Barreto confirmou que a Polícia Federal (PF) tem um inquérito aberto sobre o vazamento de dados da Receita Federal e disse acreditar em um esclarecimento transparente pelas duas instituições. "Há uma sindicância fazendo apuração na Receita Federal, e a Polícia Federal também tem um inquérito sobre o caso. E tenho muita convicção de que tanto a polícia quanto a Receita vão esclarecer os fatos de maneira bem transparente."

Ele justificou o fato de existirem várias linhas de investigação ao comentar que "fatos novos" mostraram que a quebra de sigilo poderia ter uma outra conotação.

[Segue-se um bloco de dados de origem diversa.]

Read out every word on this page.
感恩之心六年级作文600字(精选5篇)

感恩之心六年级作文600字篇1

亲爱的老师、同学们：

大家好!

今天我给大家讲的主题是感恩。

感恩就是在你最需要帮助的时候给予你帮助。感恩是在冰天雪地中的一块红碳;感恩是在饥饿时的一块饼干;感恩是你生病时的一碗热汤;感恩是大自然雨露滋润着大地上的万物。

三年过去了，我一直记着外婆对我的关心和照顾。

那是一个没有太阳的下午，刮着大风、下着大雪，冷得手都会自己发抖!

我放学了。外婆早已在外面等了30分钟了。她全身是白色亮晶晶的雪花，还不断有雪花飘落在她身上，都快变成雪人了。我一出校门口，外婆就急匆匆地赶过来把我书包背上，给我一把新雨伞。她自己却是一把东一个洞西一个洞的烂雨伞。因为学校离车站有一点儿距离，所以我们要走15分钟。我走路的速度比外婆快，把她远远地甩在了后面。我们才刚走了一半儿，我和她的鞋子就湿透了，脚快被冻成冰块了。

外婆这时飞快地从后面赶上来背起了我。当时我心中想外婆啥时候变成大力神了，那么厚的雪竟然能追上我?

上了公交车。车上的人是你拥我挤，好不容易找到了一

Questionado sobre que outra conotação seria essa, ele respondeu: "Todas", acrescentando que "agora tem um maior número de pessoas envolvidas".

O ministro deu as declarações pouco antes da chegada do atual presidente da Colômbia, Juan Manuel Santos, ao Palácio do Planalto, onde realiza reunião bilateral com o presidente Luiz Inácio Lula da Silva.

Caso

Na noite de ontem, o jornal O Estado de S. Paulo revelou que documentos da investigação feita pela corregedoria da Receita Federal revelam que o sigilo fiscal de Verônica Serra, filha do presidenciável José Serra (PSDB), foi violado no dia 30 de setembro de 2009.

A violação dos dados fiscais da filha de Serra antecedeu os acessos ilegais aos IRs de outras quatro pessoas, todas ligadas ao PSDB ou próximas do candidato José Serra. No dia 8 de outubro de 2009, servidores do Fisco abriram os dados sigilosos do vice-presidente do PSDB, Eduardo Jorge, de Luiz Carlos Mendonça de Barros, ex-ministro das Comunicações no governo do ex-presidente Fernando Henrique Cardoso, Ricardo Sérgio de Oliveira, ex-diretor do Banco do Brasil na gestão tucana, e Gregório Marin Preciado, que é casado com uma prima de Serra.